OPEN UP JAPAN ! : UNE HISTOIRE DE L’OPENING ET DU MASHUP

Parler du mashup en animation est d’emblée délicat. La logique de création et d’expérimentation de l’animation suppose la réutilisation d’images et la mise en place d’effets de collage, d’incrustations, en bref d’un jeu visuel nécessairement présent. Mais l’animation japonaise se révèle encore plus singulière car elle prolonge une certaine rhétorique de l’emprunt propre à la culture japonaise. L’opening et l’ending, autrement dit les génériques d’ouverture et de clôture des séries animées, sont de bons intermédiaires pour approcher ce geste d’utilisation des sources externes, en même temps qu’ils traduisent la quintessence de la méconnue production animée actuelle au Japon. Laboratoires expérimentaux sur des durées courtes, ces génériques s’appuient sur une complexité de techniques dont… du mashup.

Un laboratoire d’expérimentation

Cet article tentera ainsi de déchiffrer le sens esthétique des nombreux openings existants, et d’y définir une logique mashupeuse. Il s’agira de valoriser, à travers des exemples symptomatiques, les choix esthétiques récurrents, et d’au-delà traduire une histoire de ces génériques.

Préparons-nous donc à recevoir le tracé nippon dans les yeux et beaucoup de Japanese-Pop (mais pas que) dans les oreilles.

L’opening, qu’est-ce que c’est ? Ceux qui survolent les playlists Youtube des grands passionnés de la japanimation peuvent constater la place immense consacrée à ces génériques, et pas seulement pour ériger une tribune à la remémoration d’une chanson de leur enfance télévisuelle. L’opening fait partie depuis fort longtemps de la logique de l’industrie japonaise : la chanson qui l’accompagne, en particulier, est bien souvent un morceau à part entière, interprétée par des chanteurs populaires et se déclinant sur CD, DVD… De la même manière, un opening peut lancer un jeune groupe sur le devant de la scène populaire. Mais au-delà de l’intérêt musical, l’opening est surtout un véritable espace de création pour les studios, voire pour certains directeurs d’animation spécialement convoqués pour le réaliser.

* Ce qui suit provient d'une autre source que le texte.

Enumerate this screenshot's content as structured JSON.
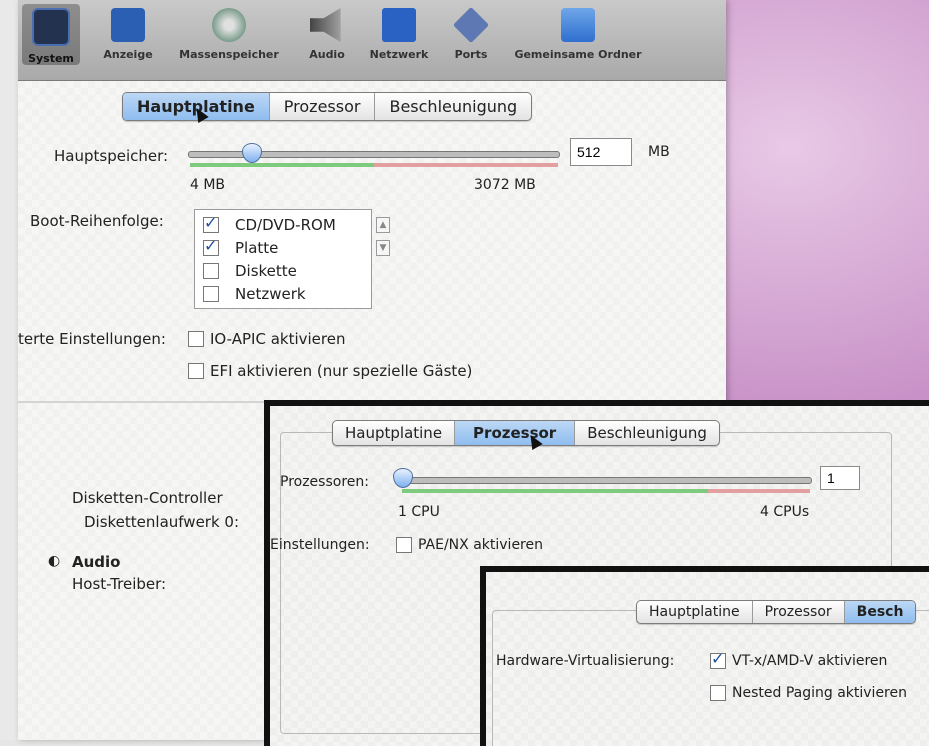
{
  "toolbar": {
    "items": [
      {
        "label": "System",
        "icon": "system-icon"
      },
      {
        "label": "Anzeige",
        "icon": "display-icon"
      },
      {
        "label": "Massenspeicher",
        "icon": "storage-icon"
      },
      {
        "label": "Audio",
        "icon": "audio-icon"
      },
      {
        "label": "Netzwerk",
        "icon": "network-icon"
      },
      {
        "label": "Ports",
        "icon": "ports-icon"
      },
      {
        "label": "Gemeinsame Ordner",
        "icon": "shared-folder-icon"
      }
    ],
    "selected": "System"
  },
  "main_tabs": [
    "Hauptplatine",
    "Prozessor",
    "Beschleunigung"
  ],
  "motherboard": {
    "memory_label": "Hauptspeicher:",
    "memory_value": "512",
    "memory_unit": "MB",
    "memory_min": "4 MB",
    "memory_max": "3072 MB",
    "memory_fraction": 0.167,
    "boot_label": "Boot-Reihenfolge:",
    "boot_items": [
      {
        "label": "CD/DVD-ROM",
        "checked": true
      },
      {
        "label": "Platte",
        "checked": true
      },
      {
        "label": "Diskette",
        "checked": false
      },
      {
        "label": "Netzwerk",
        "checked": false
      }
    ],
    "extended_label": "terte Einstellungen:",
    "ioapic_label": "IO-APIC aktivieren",
    "efi_label": "EFI aktivieren (nur spezielle Gäste)"
  },
  "details_peek": {
    "floppy_controller": "Disketten-Controller",
    "floppy_drive": "Diskettenlaufwerk 0:",
    "audio_heading": "Audio",
    "host_driver": "Host-Treiber:"
  },
  "processor": {
    "tabs": [
      "Hauptplatine",
      "Prozessor",
      "Beschleunigung"
    ],
    "cpus_label": "Prozessoren:",
    "cpus_value": "1",
    "cpus_min": "1 CPU",
    "cpus_max": "4 CPUs",
    "cpus_fraction": 0.0,
    "extended_label": "Einstellungen:",
    "pae_label": "PAE/NX aktivieren"
  },
  "acceleration": {
    "tabs": [
      "Hauptplatine",
      "Prozessor",
      "Besch"
    ],
    "hw_label": "Hardware-Virtualisierung:",
    "vtx_label": "VT-x/AMD-V aktivieren",
    "nested_label": "Nested Paging aktivieren"
  },
  "colors": {
    "accent_tab": "#8fbdf0",
    "check": "#1d4f9e",
    "range_green": "#7ecb7e",
    "range_red": "#e3a0a0"
  }
}
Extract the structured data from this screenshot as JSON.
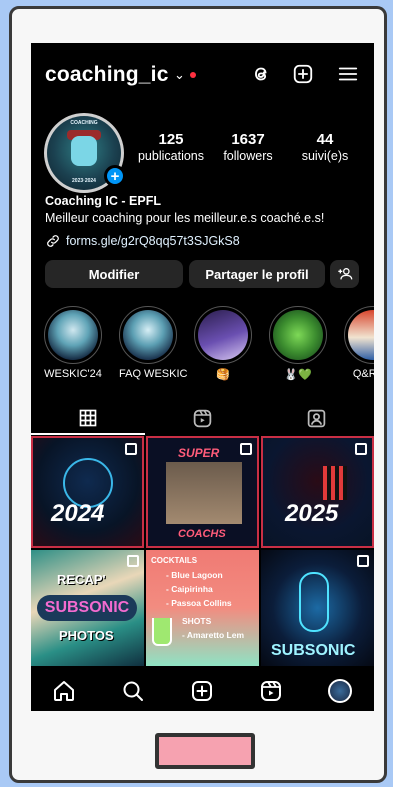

Il doit donc instaurer le ton de la série, approcher certaines caractéristiques esthétiques et narratives propres aux épisodes à venir, mais aussi accomplir l’exploit technique destiné à accrocher d’emblée le regard du spectateur. Ce travail est donc souvent extrêmement rythmé et est devenu de plus en plus complexe avec le développement des technologies. Par conséquent, l’opening traduit un refus de l’uniforme pour mieux dresser l’éloge de l’hétéroclite et de l’hétérogène.

Si le mashup va s’insinuer dans le générique japonais, cela est particulièrement voyant dans les productions les plus récentes. Le développement numérique a permis aux génériques de ne plus être uniquement dans un mimétisme d’éléments du réel ou d’autres médias, mais de greffer directement des sources extérieures pour développer un montage aux mélanges les plus divers. En outre, l’ouverture progressive du Japon après la Seconde Guerre Mondiale va précipiter l’entrée des cultures extérieures, en particulier celle des États-Unis ; et le Japon devient très vite, en ce sens, l’un des pôles phares de la mondialisation à partir de la fin du 20ème siècle. Cette influence de l’autre dynamise beaucoup la création populaire, et en particulier celle du manga et de l’animation.

Pour clarifier cela, ce qui se passe dans la langue japonaise est un bon exemple. Les Japonais ont un alphabet totalement adapté aux mots et noms étrangers, les katakana, une quarantaine de caractères simplifiés avec des déclinaisons qui servent à transcrire les mots, les expressions étrangères, en particulier celles universelles – donc évidemment surtout les anglaises. Ainsi, la prononciation n’est pas du tout respectée car le mot d’origine est totalement soumis au fonctionnement de cet alphabet. D’où l’origine, par exemple, du mot « anime » avec un accent appuyé sur le « e » qui se réfère à la base au mot animation en anglais, qui s’écrit アニメション, et se prononce « animé-shion« .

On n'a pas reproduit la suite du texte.